Frequently Asked Questions
Also known as an age spot, a seborrhoeic keratosis is a common benign lesion. It often appears as a well-defined, slightly raised lesion with a warty or “stuck-on” appearance. These lesions are harmless but can be removed if they become irritated or troublesome.
Actinic keratoses and Bowen’s disease are pre-cancerous skin lesions caused by cumulative sun exposure. Actinic keratoses typically appear as rough, scaly patches, while Bowen’s disease presents as a well-defined, red plaque. Both have the potential to progress to squamous cell carcinoma and are usually treated to reduce this risk.
Certain moles, known as atypical or dysplastic moles, are associated with an increased risk of melanoma. These moles may appear larger than usual, with irregular borders, variation in colour or an uneven shape. If a mole changes in size, shape or colour, it should be assessed promptly.
An epidermal cyst is a benign lesion that forms beneath the skin and often contains keratin, sometimes with a visible central punctum. A lipoma is a benign growth of fatty tissue that typically feels soft, mobile and sits deeper beneath the skin. Both are harmless but may be removed if they increase in size or become uncomfortable.
The surgical technique depends on the type of lesion. Some lesions can be treated with a shave excision, while others require formal excision with an appropriate margin of surrounding skin.
A shave excision involves removing a lesion from the surface of the skin using a fine surgical blade. It is commonly used for benign lesions and does not require stitches.
Certain benign and pre-cancerous lesions can be treated with topical therapies, including creams or cryotherapy. These options will be discussed with you where appropriate.

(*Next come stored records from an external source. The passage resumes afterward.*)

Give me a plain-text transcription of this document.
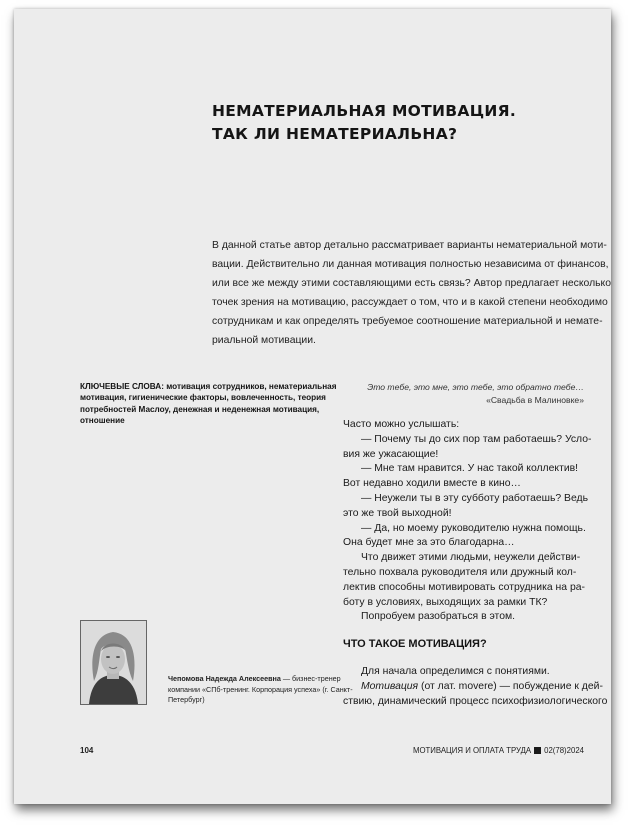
НЕМАТЕРИАЛЬНАЯ МОТИВАЦИЯ.
ТАК ЛИ НЕМАТЕРИАЛЬНА?
В данной статье автор детально рассматривает варианты нематериальной моти-
вации. Действительно ли данная мотивация полностью независима от финансов,
или все же между этими составляющими есть связь? Автор предлагает несколько
точек зрения на мотивацию, рассуждает о том, что и в какой степени необходимо
сотрудникам и как определять требуемое соотношение материальной и немате-
риальной мотивации.
КЛЮЧЕВЫЕ СЛОВА: мотивация сотрудников, нематериальная
мотивация, гигиенические факторы, вовлеченность, теория
потребностей Маслоу, денежная и неденежная мотивация,
отношение
Это тебе, это мне, это тебе, это обратно тебе…
«Свадьба в Малиновке»
Часто можно услышать:
— Почему ты до сих пор там работаешь? Усло-
вия же ужасающие!
— Мне там нравится. У нас такой коллектив!
Вот недавно ходили вместе в кино…
— Неужели ты в эту субботу работаешь? Ведь
это же твой выходной!
— Да, но моему руководителю нужна помощь.
Она будет мне за это благодарна…
Что движет этими людьми, неужели действи-
тельно похвала руководителя или дружный кол-
лектив способны мотивировать сотрудника на ра-
боту в условиях, выходящих за рамки ТК?
Попробуем разобраться в этом.
Чепомова Надежда Алексеевна — бизнес-тренер
компании «СПб-тренинг. Корпорация успеха» (г. Санкт-
Петербург)
ЧТО ТАКОЕ МОТИВАЦИЯ?
Для начала определимся с понятиями.
Мотивация (от лат. movere) — побуждение к дей-
ствию, динамический процесс психофизиологического
104	МОТИВАЦИЯ И ОПЛАТА ТРУДА 02(78)2024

If your lesion is located beneath the skin, an ultrasound may be arranged in the first instance to help confirm the diagnosis and assist with surgical planning. In some cases, further imaging such as an MRI may be required if additional detail is needed.
Recovery depends on the extent of the surgery. Shave excisions and excisional biopsies are usually carried out under local anaesthetic as a day procedure. More complex cases may require a general anaesthetic and a short hospital stay. Specific aftercare instructions will be provided to support your recovery.
For desk-based roles, return to work is usually possible within a couple of days following procedures under local anaesthetic and within one to two weeks following general anaesthesia. More physically demanding roles may require a longer recovery period.
Driving is usually possible after one to two weeks, once you can safely control the vehicle and perform emergency manoeuvres comfortably.
The appearance of the scar depends on the type of procedure performed. Shave excisions usually leave a flat, pale mark, while formal excisions result in a linear scar that fades over time. The aim is to remove the lesion while achieving an optimal cosmetic result.
Lesions that are biopsied or excised are routinely sent for histological analysis and a formal report is generated. This does not apply to superficial treatments, such as topical therapies or cryotherapy, where tissue is not removed for analysis.
If a lesion is found to be pre-cancerous or malignant, further treatment or follow-up may be required. This will be discussed with you in detail and a personalised management plan will be tailored to your diagnosis.